The story will continue to unfold, so I'm sure this isn't the last you'll hear from me on the subject.
I don't know if I'll get a chance to write tomorrow. I'm going to see Spike O'Dell's last broadcast on WGN. He's retiring after a great career on his own terms, which in the current climate of radio is a double dose of success. After that it's the station "Holiday Party". Despite my reservations, "Wife" has urged me to attend, and it's usually best if I listen to her. I'll give you the details next week. I won't be doing my show Friday night, (long story) but will be back with four hours of "Radio Irreverence" Saturday Night/Sunday morning from 1-5 on WGN Overnight.

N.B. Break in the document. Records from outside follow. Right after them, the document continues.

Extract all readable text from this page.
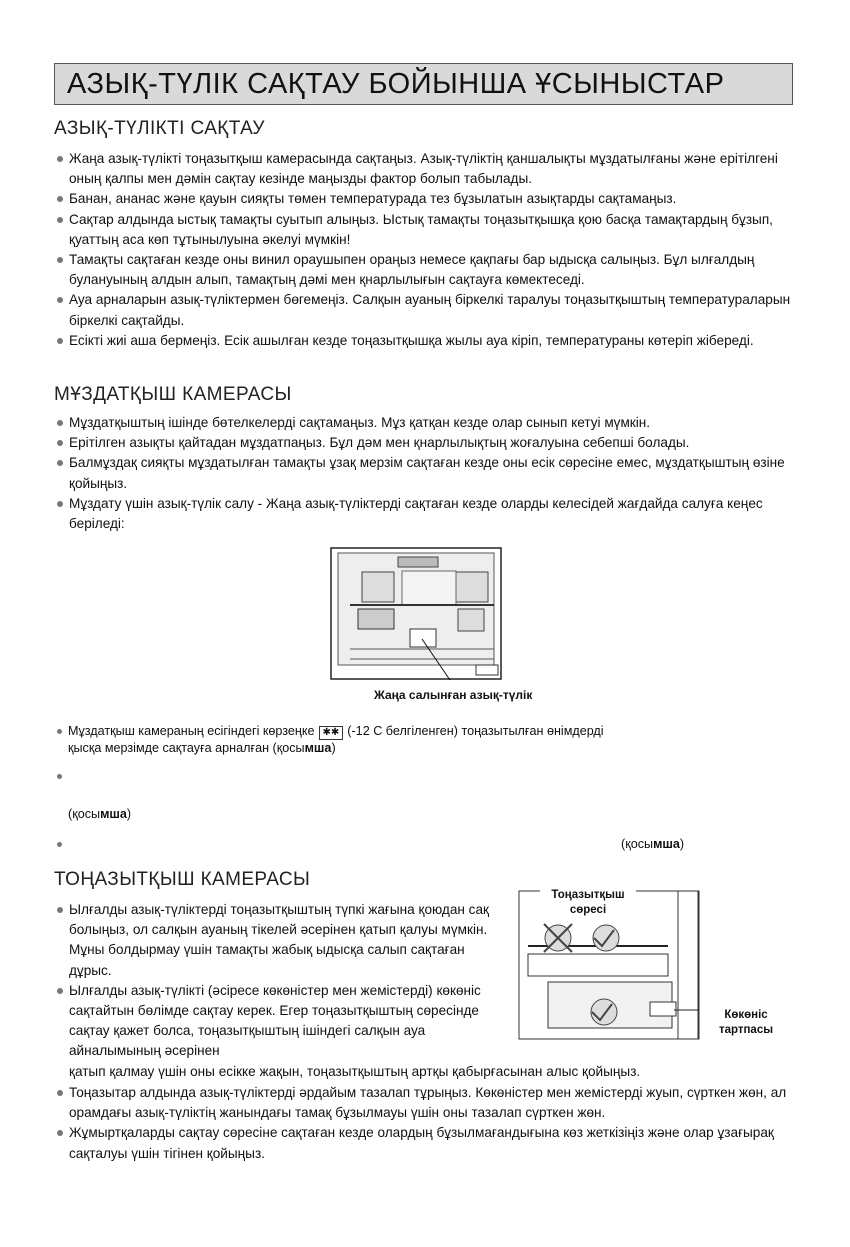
АЗЫҚ-ТҮЛІК САҚТАУ БОЙЫНША ҰСЫНЫСТАР
АЗЫҚ-ТҮЛІКТІ САҚТАУ
Жаңа азық-түлікті тоңазытқыш камерасында сақтаңыз. Азық-түліктің қаншалықты мұздатылғаны және ерітілгені оның қалпы мен дәмін сақтау кезінде маңызды фактор болып табылады.
Банан, ананас және қауын сияқты төмен температурада тез бұзылатын азықтарды сақтамаңыз.
Сақтар алдында ыстық тамақты суытып алыңыз. Ыстық тамақты тоңазытқышқа қою басқа тамақтардың бұзып, қуаттың аса көп тұтынылуына әкелуі мүмкін!
Тамақты сақтаған кезде оны винил ораушыпен ораңыз немесе қақпағы бар ыдысқа салыңыз. Бұл ылғалдың булануының алдын алып, тамақтың дәмі мен қнарлылығын сақтауға көмектеседі.
Ауа арналарын азық-түліктермен бөгемеңіз. Салқын ауаның біркелкі таралуы тоңазытқыштың температураларын біркелкі сақтайды.
Есікті жиі аша бермеңіз. Есік ашылған кезде тоңазытқышқа жылы ауа кіріп, температураны көтеріп жібереді.
МҰЗДАТҚЫШ КАМЕРАСЫ
Мұздатқыштың ішінде бөтелкелерді сақтамаңыз. Мұз қатқан кезде олар сынып кетуі мүмкін.
Ерітілген азықты қайтадан мұздатпаңыз. Бұл дәм мен қнарлылықтың жоғалуына себепші болады.
Балмұздақ сияқты мұздатылған тамақты ұзақ мерзім сақтаған кезде оны есік сөресіне емес, мұздатқыштың өзіне қойыңыз.
Мұздату үшін азық-түлік салу - Жаңа азық-түліктерді сақтаған кезде оларды келесідей жағдайда салуға кеңес беріледі:
Жаңа салынған азық-түлік
Мұздатқыш камераның есігіндегі көрзеңке ✱✱ (-12 С белгіленген) тоңазытылған өнімдерді
қысқа мерзімде сақтауға арналған (қосымша)
(қосымша)
(қосымша)
ТОҢАЗЫТҚЫШ КАМЕРАСЫ
Ылғалды азық-түліктерді тоңазытқыштың түпкі жағына қоюдан сақ болыңыз, ол салқын ауаның тікелей әсерінен қатып қалуы мүмкін. Мұны болдырмау үшін тамақты жабық ыдысқа салып сақтаған дұрыс.
Ылғалды азық-түлікті (әсіресе көкөністер мен жемістерді) көкөніс сақтайтын бөлімде сақтау керек. Егер тоңазытқыштың сөресінде сақтау қажет болса, тоңазытқыштың ішіндегі салқын ауа айналымының әсерінен
қатып қалмау үшін оны есікке жақын, тоңазытқыштың артқы қабырғасынан алыс қойыңыз.
Тоңазытар алдында азық-түліктерді әрдайым тазалап тұрыңыз. Көкөністер мен жемістерді жуып, сүрткен жөн, ал орамдағы азық-түліктің жанындағы тамақ бұзылмауы үшін оны тазалап сүрткен жөн.
Жұмыртқаларды сақтау сөресіне сақтаған кезде олардың бұзылмағандығына көз жеткізіңіз және олар ұзағырақ сақталуы үшін тігінен қойыңыз.
Тоңазытқыш сөресі
Көкөніс тартпасы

We'll be discussing the Blago debacle, testing your knowledge on the Overnight Arcade, and welcoming the band This is Me Smiling for some in-studio jams. (I think that's what the kids call it) That and as always, me regaling you with my my sordid tales. I hope you can join me. Later...Brian
1 Comments:
You put a lot of Chutzpah in your blogs!! I find them.....as Henry Gibson would say.....'Very Interesting'. Keep On Blogging!!